The profits that organizations have reaped in shelving inefficient legacy IT systems are just the beginning of the business benefits that cloud-based operations can unleash.  

Shifting to the cloud is lowering costs, reducing downtime, and increasing agility such that Fortune 500 companies will collectively increase their combined EBITDA by up to $1 trillion by 2030, according to McKinsey. And those companies that recast their businesses to take full advantage of the strategic potential of the cloud could reap another $730 billion combined.

How can CIOs ensure their organizations are meeting the full potential of the cloud? Here are three key questions CIOs should consider as they plot the path forward.  

How fast are you experimenting with technology?

The ability of an IT team to run experiments—whether it’s testing a new cloud service for automating travel expenses or creating a team to explore novel uses for drones and VR goggles—has always been a major blocker on the rate of innovation. Installing the hardware, software, and personnel just to get started could take up to six months, says Andrew Kass, vice president of platform engineering for Elastic. “The buy-in cost to try anything new used to be enormous,” Kass says.

Fortunately, the scalability and ease of use of public clouds can reduce the time to launch pilot projects from months to minutes. But just because companies can run more experiments, doesn’t mean they will. As such, Kass and other experts recommend tracking the number of quarterly experiments. The more experiments, the more likely the company will hit on a big idea, and the faster it can turn that idea into business value.

How fast can you build a ‘minimum viable business?'

The cloud can also increase the speed at which companies can convert those experiments into profit-generating initiatives, says Mark Settle, a former CIO of Okta and author of “Truth from the Valley: A Practical Primer on IT Management for the Next Decade.”

Most companies understand how the cloud helps foster product development, Settle says. They can launch a bare-bones “minimum viable product (MVP)” on the internet, and then update it based on customer feedback and other data.

But rather than focus only on products, Settle adds, companies should think more deeply about how to use the cloud to build entirely new businesses. A ski apparel company looking to offer vacation packages might use the cloud to create a “minimum viable business,” integrate the offering with potential partners like Hilton and AirBnB, and then use cloud-based analytics to gauge customers’ interest in the offering.

“It’s all about build-as-you-go,” says Settle. Advances in observability, allowing for monitoring of systems and applications within diverse cloud environments, lets companies react more quickly, modify and improve these new offerings. 

Are you investing to support a cloud-based blockbuster? 

Shifting from traditional systems to the cloud is an expensive process, and many management teams have rightly focused on controlling costs and demanding a significant ROI. 

But once a company is operating in the cloud, its capacity to hit on a transformational new product or business expands greatly. To make sure CIOs don’t snuff out those possibilities before they materialize, they should think carefully about future cloud investments. Instead of insisting on a fast payback period or a choice ROI on every project, for example, they might consider funding a modern cloud foundation that can be adapted to support the best ideas.

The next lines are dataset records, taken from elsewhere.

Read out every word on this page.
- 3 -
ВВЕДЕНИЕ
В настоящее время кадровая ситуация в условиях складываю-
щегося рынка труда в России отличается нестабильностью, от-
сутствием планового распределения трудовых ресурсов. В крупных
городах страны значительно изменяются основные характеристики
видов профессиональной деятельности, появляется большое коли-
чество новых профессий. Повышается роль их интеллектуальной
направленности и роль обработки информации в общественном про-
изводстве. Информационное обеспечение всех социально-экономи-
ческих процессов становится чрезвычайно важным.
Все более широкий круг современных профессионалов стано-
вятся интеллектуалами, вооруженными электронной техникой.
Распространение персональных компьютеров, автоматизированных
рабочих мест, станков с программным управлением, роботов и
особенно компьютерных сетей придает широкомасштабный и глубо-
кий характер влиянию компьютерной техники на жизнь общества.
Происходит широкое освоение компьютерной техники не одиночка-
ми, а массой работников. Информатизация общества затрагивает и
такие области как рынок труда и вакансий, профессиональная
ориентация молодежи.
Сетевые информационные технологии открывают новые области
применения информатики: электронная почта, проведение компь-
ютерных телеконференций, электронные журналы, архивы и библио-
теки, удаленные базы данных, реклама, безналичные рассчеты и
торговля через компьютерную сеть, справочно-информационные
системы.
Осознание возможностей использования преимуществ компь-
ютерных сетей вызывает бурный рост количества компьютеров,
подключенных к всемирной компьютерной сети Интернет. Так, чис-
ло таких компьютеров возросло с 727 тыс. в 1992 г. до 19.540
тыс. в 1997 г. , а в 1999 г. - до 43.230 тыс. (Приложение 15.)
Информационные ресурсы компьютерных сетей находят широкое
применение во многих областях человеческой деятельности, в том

“A lot of management teams get in trouble by focusing on traditional metrics, when they should be thinking like a venture capitalist,” says Geoffrey Parker, a professor at Dartmouth University. “You have to have the ability to try out ideas.” 

Perhaps the biggest challenge for CIOs is that the management change required to generate all those future earnings will likely be more disruptive than those that got them through the initial overhaul. They demand deeper collaboration with business units, and often organizational, cultural, and business model changes. The sooner CIOs can get started, the better. 

“You want to be spending as little time as possible managing your cloud infrastructure,” adds Kass, “and as much time as possible on creating business value with it.”